A vrai dire j’aime autant le grès que la porcelaine et pour des raisons totalement opposées. Le grès une terre robuste aux teintes et aspects multiples (noire, rouge, rousse, blanche grisée, beige… chamottée, lisse, très chamottée). C’est une terre brute que j’aime travailler ainsi. J’aime que mes pièces en grès disposent toujours d’une partie sans émail complètement nue. C’est important pour moi de pouvoir voir et toucher la terre de l’objet, de comprendre et de saisir sa nature.La porcelaine quant à elle je la travaille toujours blanche, toujours en biscuit, c’est à dire jamais émaillée. Aussi pure que possible. C’est une texture si douce et si souple qui permet de créer des objets d’une finesse extrême. Je ne travaille qu’une seule porcelaine fabriquée en Angleterre. La porcelaine a une mémoire très forte et se souvient de chaque geste et coup que l’on peut lui donner. Ils ressortiront à la cuisson même si vous avez cherché à les dissimuler. La porcelaine est pour moi la terre la plus vivante de toutes. J’aime cette force contenue dans cette apparente fragilité.
Qu'est ce qui t'inspire en dehors de la céramique ?
Je suis très attirée par le verre. J’en utilise dans mes lampes en association avec la terre et je travaille avec une vitrailliste pour la découpe. Cette matière m’inspire énormément par ses possibilités et l’incroyable diversité de ses couleurs, ses décors et imprimés (strié, martelé….). et je trouve qu’additionné à la terre cela créer des objets extrêmement apaisants de par leur naturalité. Verre, porcelaine et grès est un mélange que j’adore. J’ai très envie d’en faire fondre aussi dans mon four. Cela fait partie de mon travail de recherche de cette année.

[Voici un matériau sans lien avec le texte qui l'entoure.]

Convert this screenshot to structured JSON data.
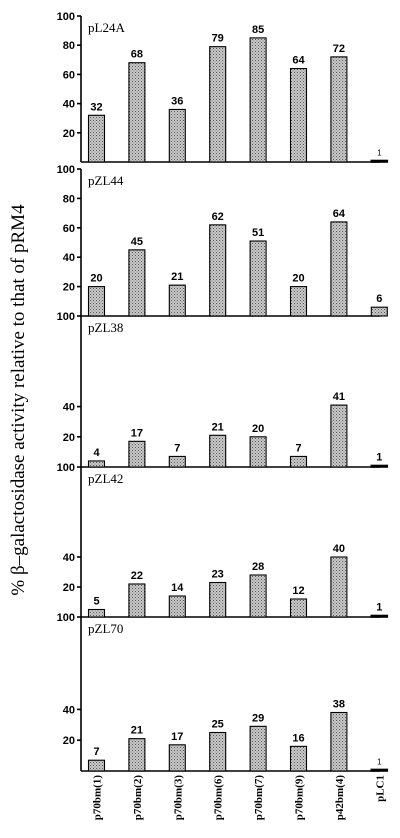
{
  "chart_data": {
    "type": "bar",
    "ylabel": "% β–galactosidase activity relative to that of pRM4",
    "categories": [
      "p70bm(1)",
      "p70bm(2)",
      "p70bm(3)",
      "p70bm(6)",
      "p70bm(7)",
      "p70bm(9)",
      "p42bm(4)",
      "pLC1"
    ],
    "panels": [
      {
        "title": "pL24A",
        "ylim": [
          0,
          100
        ],
        "yticks": [
          "20",
          "40",
          "60",
          "80",
          "100"
        ],
        "values": [
          32,
          68,
          36,
          79,
          85,
          64,
          72,
          1
        ],
        "labels": [
          "32",
          "68",
          "36",
          "79",
          "85",
          "64",
          "72",
          "1"
        ]
      },
      {
        "title": "pZL44",
        "ylim": [
          0,
          100
        ],
        "yticks": [
          "20",
          "40",
          "60",
          "80",
          "100"
        ],
        "values": [
          20,
          45,
          21,
          62,
          51,
          20,
          64,
          6
        ],
        "labels": [
          "20",
          "45",
          "21",
          "62",
          "51",
          "20",
          "64",
          "6"
        ]
      },
      {
        "title": "pZL38",
        "ylim": [
          0,
          100
        ],
        "yticks": [
          "20",
          "40",
          "100"
        ],
        "values": [
          4,
          17,
          7,
          21,
          20,
          7,
          41,
          1
        ],
        "labels": [
          "4",
          "17",
          "7",
          "21",
          "20",
          "7",
          "41",
          "1"
        ]
      },
      {
        "title": "pZL42",
        "ylim": [
          0,
          100
        ],
        "yticks": [
          "20",
          "40",
          "100"
        ],
        "values": [
          5,
          22,
          14,
          23,
          28,
          12,
          40,
          1
        ],
        "labels": [
          "5",
          "22",
          "14",
          "23",
          "28",
          "12",
          "40",
          "1"
        ]
      },
      {
        "title": "pZL70",
        "ylim": [
          0,
          100
        ],
        "yticks": [
          "20",
          "40",
          "100"
        ],
        "values": [
          7,
          21,
          17,
          25,
          29,
          16,
          38,
          1
        ],
        "labels": [
          "7",
          "21",
          "17",
          "25",
          "29",
          "16",
          "38",
          "1"
        ]
      }
    ],
    "grid": false,
    "legend": "none",
    "colors": {
      "bar_fill": "#b8b8b8",
      "bar_stroke": "#000000",
      "axis": "#000000"
    }
  }
}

Peux tu nous parler d'un ou plusieurs livres sur la céramique ou sur autre chose d'ailleurs ?
Je suis une fan absolue d’Isamu Noguchi et son livre « A Sculptor ’s World » est une de mes références. Je l’ai lu plusieurs fois et je le feuillette sans cesse. Son univers et son travail me fascinent. La rondeur et la douceur de ses œuvres me donnent une envie irrésistible de les toucher. Tout autant que Jean Arp, qui depuis toujours est pour moi un des plus grands artistes. Il n’a jamais cessé de rechercher de nouvelles formes. Il est resté intemporel et toujours visionnaire. Pour découvrir son travail, son livre « Arp » est un trésor pur et simple de créativité.
Quels sont tes derniers voyages marquants ou tes envies de voyages ?
Mon dernier voyage marquant fut le Costa Rica. C’est un pays où la protection de la nature est un au cœur de la politique du pays depuis des années. Sa faune et sa flore sont très protégées ce qui lui permet d’avoir des paysages préservés sublimes où animaux et humains cohabitent. Il y a la-bas une sorte d’onde bienveillante et nonchalante, la « pura vida » comme ils l’appellent. Au coucher du soleil tout le monde se retrouve naturellement sur la plage pour admirer les couleurs flamboyantes du ciel et faire de grands feux la nuit tombée. Ce fut un voyage magique entre volcans, rain forests et plages paradisiaques.